“I like to say that although we are called the Moving On Circle, none of us move on without a backward look. We move on always carrying with us those we have lost. What we aim to do in our little group is ensure that carrying them is not a burden, something that feels impossible to bear, a weight keeping us stuck in the same place. We want their presence to feel like a gift. And what we learn through sharing our memories and our sadness and our little victories with one another is that it’s okay to feel sad. Or lost. Or angry. It’s okay to feel a whole host of things that other people might not understand, and often for a long time. Everyone has his or her own journey. We don’t judge. And that as impossible as it may feel at first, we will each get to a point where we can rejoice in the fact that every person we have discussed or mourned or grieved over was here, walking among us, and whether they were taken after six months or sixty years, we were lucky to have them. We were lucky to have them.” – After You
The above excerpt is from the book After You, the sequel to the book Me Before You. ***IF YOU HAVE NOT READ EITHER OF THESE BOOKS OR SEEN THE MOVIE ME BEFORE YOU AND DON’T WANT TO KNOW WHAT HAPPENS, I WOULD STOP READING NOW BECAUSE MAJOR SPOILERS ARE COMING***. Just know….I warned you. Okay, so in Me Before You, the main character, Louisa Clark, becomes a caretaker for a quadriplegic man, Will Traynor. Throughout her time taking care of him, she finds out that Will wants to end his life on his own because he has grown tired of struggling and cannot find the fight to live anymore. Despite her best efforts, in the end she cannot change Will’s mind and Louisa not only loses a patient, but ultimately the man she loves. At the end of the book, she reads a letter that Will wrote to her (which left me bawling like a baby) and he ended it by saying “Don’t think of me too often. I don’t want you getting sad. Just live well. Just live. I’ll be walking beside you every step of the way.” Ugh, Will Traynor. Still breaks my heart.

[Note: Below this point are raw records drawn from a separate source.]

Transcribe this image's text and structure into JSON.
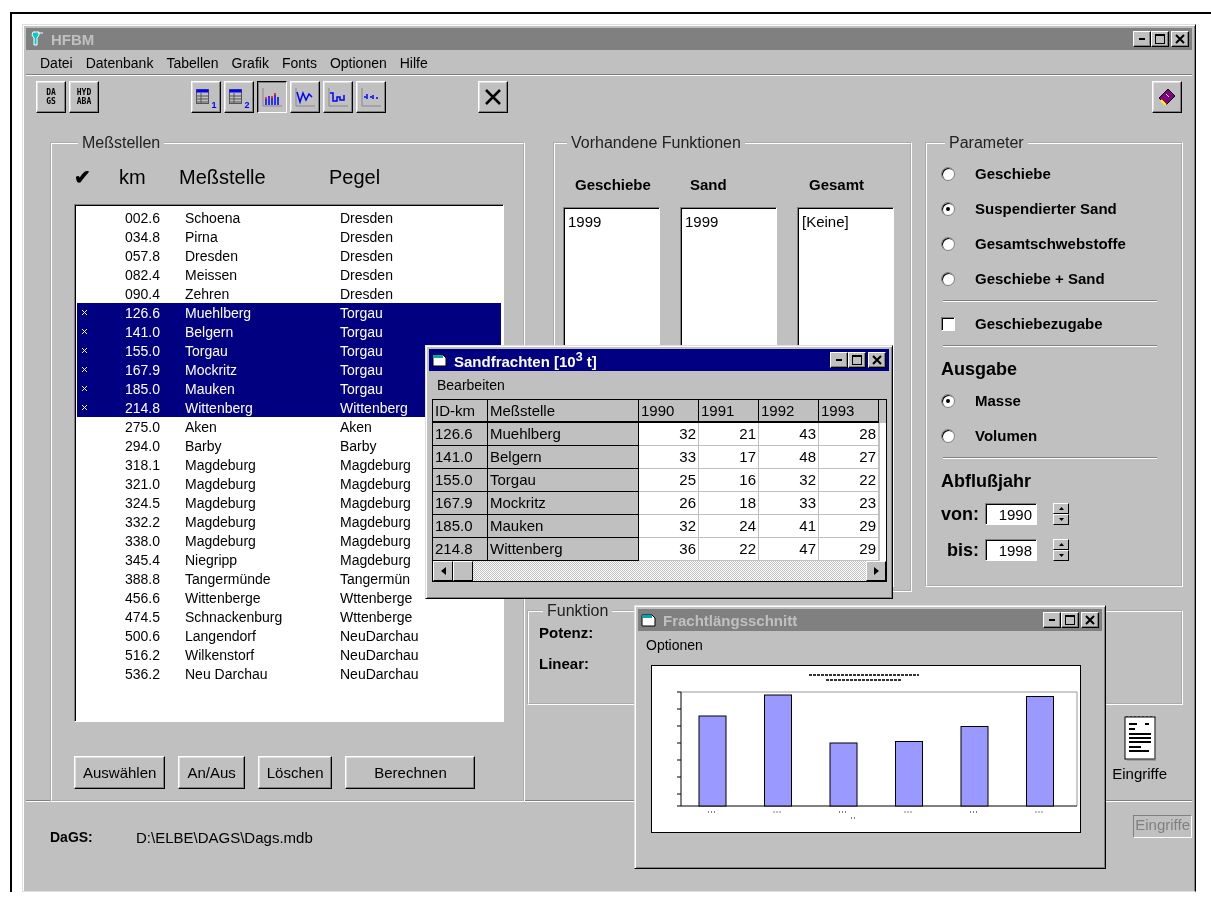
{
  "window": {
    "title": "HFBM",
    "active": false
  },
  "menu": [
    {
      "label": "Datei"
    },
    {
      "label": "Datenbank"
    },
    {
      "label": "Tabellen"
    },
    {
      "label": "Grafik"
    },
    {
      "label": "Fonts"
    },
    {
      "label": "Optionen"
    },
    {
      "label": "Hilfe"
    }
  ],
  "toolbar": [
    [
      {
        "kind": "text",
        "lines": [
          "DA",
          "GS"
        ],
        "pressed": false
      },
      {
        "kind": "text",
        "lines": [
          "HYD",
          "ABA"
        ],
        "pressed": false
      }
    ],
    [
      {
        "kind": "table",
        "sub": "1",
        "pressed": false
      },
      {
        "kind": "table",
        "sub": "2",
        "pressed": false
      },
      {
        "kind": "bars",
        "pressed": true
      },
      {
        "kind": "zigzag",
        "pressed": false
      },
      {
        "kind": "steps",
        "pressed": false
      },
      {
        "kind": "dots",
        "pressed": false
      }
    ],
    [
      {
        "kind": "close",
        "pressed": false
      }
    ]
  ],
  "toolbar_right": [
    {
      "kind": "book",
      "pressed": false
    }
  ],
  "stations": {
    "title": "Meßstellen",
    "check": "✔",
    "columns": [
      "km",
      "Meßstelle",
      "Pegel"
    ],
    "rows": [
      {
        "km": "002.6",
        "name": "Schoena",
        "gauge": "Dresden",
        "selected": false
      },
      {
        "km": "034.8",
        "name": "Pirna",
        "gauge": "Dresden",
        "selected": false
      },
      {
        "km": "057.8",
        "name": "Dresden",
        "gauge": "Dresden",
        "selected": false
      },
      {
        "km": "082.4",
        "name": "Meissen",
        "gauge": "Dresden",
        "selected": false
      },
      {
        "km": "090.4",
        "name": "Zehren",
        "gauge": "Dresden",
        "selected": false
      },
      {
        "km": "126.6",
        "name": "Muehlberg",
        "gauge": "Torgau",
        "selected": true
      },
      {
        "km": "141.0",
        "name": "Belgern",
        "gauge": "Torgau",
        "selected": true
      },
      {
        "km": "155.0",
        "name": "Torgau",
        "gauge": "Torgau",
        "selected": true
      },
      {
        "km": "167.9",
        "name": "Mockritz",
        "gauge": "Torgau",
        "selected": true
      },
      {
        "km": "185.0",
        "name": "Mauken",
        "gauge": "Torgau",
        "selected": true
      },
      {
        "km": "214.8",
        "name": "Wittenberg",
        "gauge": "Wittenberg",
        "selected": true
      },
      {
        "km": "275.0",
        "name": "Aken",
        "gauge": "Aken",
        "selected": false
      },
      {
        "km": "294.0",
        "name": "Barby",
        "gauge": "Barby",
        "selected": false
      },
      {
        "km": "318.1",
        "name": "Magdeburg",
        "gauge": "Magdeburg",
        "selected": false
      },
      {
        "km": "321.0",
        "name": "Magdeburg",
        "gauge": "Magdeburg",
        "selected": false
      },
      {
        "km": "324.5",
        "name": "Magdeburg",
        "gauge": "Magdeburg",
        "selected": false
      },
      {
        "km": "332.2",
        "name": "Magdeburg",
        "gauge": "Magdeburg",
        "selected": false
      },
      {
        "km": "338.0",
        "name": "Magdeburg",
        "gauge": "Magdeburg",
        "selected": false
      },
      {
        "km": "345.4",
        "name": "Niegripp",
        "gauge": "Magdeburg",
        "selected": false
      },
      {
        "km": "388.8",
        "name": "Tangermünde",
        "gauge": "Tangermün",
        "selected": false
      },
      {
        "km": "456.6",
        "name": "Wittenberge",
        "gauge": "Wttenberge",
        "selected": false
      },
      {
        "km": "474.5",
        "name": "Schnackenburg",
        "gauge": "Wttenberge",
        "selected": false
      },
      {
        "km": "500.6",
        "name": "Langendorf",
        "gauge": "NeuDarchau",
        "selected": false
      },
      {
        "km": "516.2",
        "name": "Wilkenstorf",
        "gauge": "NeuDarchau",
        "selected": false
      },
      {
        "km": "536.2",
        "name": "Neu Darchau",
        "gauge": "NeuDarchau",
        "selected": false
      }
    ],
    "buttons": [
      {
        "label": "Auswählen"
      },
      {
        "label": "An/Aus"
      },
      {
        "label": "Löschen"
      },
      {
        "label": "Berechnen"
      }
    ]
  },
  "functions": {
    "title": "Vorhandene Funktionen",
    "columns": [
      {
        "heading": "Geschiebe",
        "items": [
          "1999"
        ]
      },
      {
        "heading": "Sand",
        "items": [
          "1999"
        ]
      },
      {
        "heading": "Gesamt",
        "items": [
          "[Keine]"
        ]
      }
    ]
  },
  "function_fit": {
    "title": "Funktion",
    "rows": [
      "Potenz:",
      "Linear:"
    ]
  },
  "parameter": {
    "title": "Parameter",
    "types": [
      {
        "label": "Geschiebe",
        "selected": false
      },
      {
        "label": "Suspendierter Sand",
        "selected": true
      },
      {
        "label": "Gesamtschwebstoffe",
        "selected": false
      },
      {
        "label": "Geschiebe + Sand",
        "selected": false
      }
    ],
    "addition": {
      "label": "Geschiebezugabe",
      "checked": false
    },
    "output": {
      "heading": "Ausgabe",
      "options": [
        {
          "label": "Masse",
          "selected": true
        },
        {
          "label": "Volumen",
          "selected": false
        }
      ]
    },
    "year": {
      "heading": "Abflußjahr",
      "from": {
        "label": "von:",
        "value": "1990"
      },
      "to": {
        "label": "bis:",
        "value": "1998"
      }
    }
  },
  "interventions": {
    "label": "Eingriffe"
  },
  "interventions_field": {
    "value": "Eingriffe",
    "disabled": true
  },
  "status": [
    {
      "label": "DaGS:",
      "value": "D:\\ELBE\\DAGS\\Dags.mdb"
    }
  ],
  "sand_loads": {
    "title": "Sandfrachten [10$^{3}$ t]",
    "active": true,
    "menu": [
      {
        "label": "Bearbeiten"
      }
    ],
    "columns": [
      "ID-km",
      "Meßstelle",
      "1990",
      "1991",
      "1992",
      "1993"
    ],
    "rows": [
      [
        "126.6",
        "Muehlberg",
        "32",
        "21",
        "43",
        "28"
      ],
      [
        "141.0",
        "Belgern",
        "33",
        "17",
        "48",
        "27"
      ],
      [
        "155.0",
        "Torgau",
        "25",
        "16",
        "32",
        "22"
      ],
      [
        "167.9",
        "Mockritz",
        "26",
        "18",
        "33",
        "23"
      ],
      [
        "185.0",
        "Mauken",
        "32",
        "24",
        "41",
        "29"
      ],
      [
        "214.8",
        "Wittenberg",
        "36",
        "22",
        "47",
        "29"
      ]
    ]
  },
  "profile_window": {
    "title": "Frachtlängsschnitt",
    "active": false,
    "menu": [
      {
        "label": "Optionen"
      }
    ]
  }
}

The sequel, After You, begins following Lou’s life after Will’s death. She has moved away from her parents and has begun living in a place that Will left her. She has a new job, but does not feel satisfied. She has stopped wearing all her expressive clothes (bumblebee tights included) and has began to live just an ordinary life according to her standards. In the end, she finally meets someone who cracks her and she realizes that she can be the center of someone else’s world and that Will will be okay with her moving on because it’s what he would have wanted. However, throughout this whole book, Lou struggles to move on with her life without Will. She struggles to date. Struggles to find a good job. She is blinded by guilt. She joins a group called the Moving On Circle where all the participants have lost a loved on and have reached out for a support group. After going through a tragic loss myself, I know the pain and dark place that grief can send you. I know the day to day struggles, even 3 years later, of moving on with your life, trying not to wonder about that person. I know the internal battle of not wanting to share your grief because you think people are going to judge you.
You see, I believe that somewhere along the line, society has decided that the amount of time someone is allowed to grieve the loss of a loved one is limited. However, how can grief be limited, when for the rest of your life, your heart will forever have a gaping hole?
Sam, Lou’s new boyfriend in the book, stated it best when he told Lou (after she realized that he had lost his sister to cancer the previous year), “You learn to live with it, with them. Because they do stay with you, even if they’re not living, breathing people any more. It’s not the same crushing grief you felt at first, the kind that swamps you, and makes you want to cry in the wrong places, and get irrationally angry with all the idiots who are still alive when the person you love is dead. It’s just something you learn to accommodate. Like adapting around a hole. I don’t know. It’s like you become … a doughnut instead of a bun.”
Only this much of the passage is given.